Still, all was relative bliss in my hive world until someone let a dark secret slip: Although the online Bee does not reveal the total number of words or points possible, it will anoint you “Queen Bee” if you find every word on its list. This came to light on Jan. 1, when, on Twitter, a New York Times reporter asked for help with the pangram (gazpacho, it was a tricky one) and the New York Times Book Review editor mentioned that, even with the pangram, she was short of Queen status, noting that another Times editor achieved perfection almost every day.* Queen status! Perfection! Most of us “Geniuses” didn’t even know that was possible!

Queen Bee definitely messed with my head. I found myself shooting for it on weekends and long trips. A friend advised me to stop, saying it ruins the game. He’s right. While it’s fun to share a screen grab of the announcement that you are Queen Bee for a day, I always—humblebrag—feel a little empty when I queen. So I’ve tried to become content with what my friend calls “minimal genius,” although I really wish she would stop calling it “minimal genius.”
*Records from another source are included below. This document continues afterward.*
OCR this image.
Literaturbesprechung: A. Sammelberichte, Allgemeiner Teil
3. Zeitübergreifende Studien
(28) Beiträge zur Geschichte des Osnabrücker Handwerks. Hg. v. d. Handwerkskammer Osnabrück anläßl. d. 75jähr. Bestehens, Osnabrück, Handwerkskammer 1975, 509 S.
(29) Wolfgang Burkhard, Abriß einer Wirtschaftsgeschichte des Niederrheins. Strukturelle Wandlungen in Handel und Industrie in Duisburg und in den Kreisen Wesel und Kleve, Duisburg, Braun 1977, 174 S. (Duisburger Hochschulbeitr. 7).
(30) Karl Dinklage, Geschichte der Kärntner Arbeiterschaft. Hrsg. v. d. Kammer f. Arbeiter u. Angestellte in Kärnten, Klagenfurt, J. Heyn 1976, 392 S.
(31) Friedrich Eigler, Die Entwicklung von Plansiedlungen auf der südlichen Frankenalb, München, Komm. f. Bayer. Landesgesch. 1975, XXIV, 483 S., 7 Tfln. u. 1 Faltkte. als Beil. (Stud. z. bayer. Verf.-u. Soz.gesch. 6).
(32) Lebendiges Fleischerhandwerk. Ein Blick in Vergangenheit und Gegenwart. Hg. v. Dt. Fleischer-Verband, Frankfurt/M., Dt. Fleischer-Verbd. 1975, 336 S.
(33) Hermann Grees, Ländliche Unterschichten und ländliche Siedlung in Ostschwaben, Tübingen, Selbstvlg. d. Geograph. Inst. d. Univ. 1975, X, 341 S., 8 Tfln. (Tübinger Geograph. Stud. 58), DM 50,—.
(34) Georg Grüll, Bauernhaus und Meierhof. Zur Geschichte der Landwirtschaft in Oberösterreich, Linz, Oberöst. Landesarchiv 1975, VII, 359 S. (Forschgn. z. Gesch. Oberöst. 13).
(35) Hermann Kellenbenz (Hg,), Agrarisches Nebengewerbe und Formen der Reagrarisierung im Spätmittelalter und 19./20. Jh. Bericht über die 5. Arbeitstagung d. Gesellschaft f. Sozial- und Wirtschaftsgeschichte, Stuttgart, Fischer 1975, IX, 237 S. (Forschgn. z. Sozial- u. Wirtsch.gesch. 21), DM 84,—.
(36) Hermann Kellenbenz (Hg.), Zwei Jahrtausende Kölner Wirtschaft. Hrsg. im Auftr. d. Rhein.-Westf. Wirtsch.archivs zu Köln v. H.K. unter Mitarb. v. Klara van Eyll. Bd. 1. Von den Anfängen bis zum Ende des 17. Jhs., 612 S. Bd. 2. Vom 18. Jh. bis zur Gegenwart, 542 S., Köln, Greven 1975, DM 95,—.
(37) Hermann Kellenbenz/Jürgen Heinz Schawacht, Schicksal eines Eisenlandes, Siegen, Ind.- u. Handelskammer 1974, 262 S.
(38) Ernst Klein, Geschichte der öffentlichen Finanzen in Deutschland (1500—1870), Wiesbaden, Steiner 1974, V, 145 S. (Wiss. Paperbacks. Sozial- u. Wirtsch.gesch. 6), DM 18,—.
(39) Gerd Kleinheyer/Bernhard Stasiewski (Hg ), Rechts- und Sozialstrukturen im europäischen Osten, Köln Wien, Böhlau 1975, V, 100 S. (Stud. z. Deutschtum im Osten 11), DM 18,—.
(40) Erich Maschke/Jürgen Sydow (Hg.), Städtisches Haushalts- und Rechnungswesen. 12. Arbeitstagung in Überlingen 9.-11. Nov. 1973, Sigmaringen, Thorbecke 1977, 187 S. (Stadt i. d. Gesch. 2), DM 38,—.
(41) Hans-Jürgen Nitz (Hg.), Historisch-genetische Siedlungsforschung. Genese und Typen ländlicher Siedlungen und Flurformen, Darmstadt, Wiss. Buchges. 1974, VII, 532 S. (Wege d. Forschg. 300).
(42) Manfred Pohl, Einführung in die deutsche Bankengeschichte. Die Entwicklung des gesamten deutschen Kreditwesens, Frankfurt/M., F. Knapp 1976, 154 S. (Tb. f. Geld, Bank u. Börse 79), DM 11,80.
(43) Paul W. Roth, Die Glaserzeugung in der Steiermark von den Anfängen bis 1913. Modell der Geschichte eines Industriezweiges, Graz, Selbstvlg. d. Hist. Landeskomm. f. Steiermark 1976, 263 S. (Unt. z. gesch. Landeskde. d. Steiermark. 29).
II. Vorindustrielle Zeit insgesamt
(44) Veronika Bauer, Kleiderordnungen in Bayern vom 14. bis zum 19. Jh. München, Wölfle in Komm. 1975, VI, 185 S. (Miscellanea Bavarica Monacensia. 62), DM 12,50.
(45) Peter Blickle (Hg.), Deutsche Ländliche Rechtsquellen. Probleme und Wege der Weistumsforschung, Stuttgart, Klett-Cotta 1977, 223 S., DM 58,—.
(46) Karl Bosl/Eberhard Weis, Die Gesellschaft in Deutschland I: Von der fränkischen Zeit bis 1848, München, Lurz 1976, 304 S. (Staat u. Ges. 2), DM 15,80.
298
The best thing about Bee is that another one comes along every day, at 3 a.m. EST.* Don’t ask me how I know. Some days are easy—I’ve been known to achieve “Genius” before I even get out of bed, making me absolutely insufferable all day—but others are hard and confounding, which I guess makes Bee a lot like life. More like life than sudoku and KenKen at any rate.

Correction, Feb. 19, 2020: This article originally stated that, on Jan. 1, a New York Times reporter tweeted about being short of Queen status. It was the New York Times Book Review editor who was short of Queen status.

Correction, Feb. 21, 2020: This article originally stated that a new Bee is released every day at 4 a.m. It is released every day at 3 a.m. EST.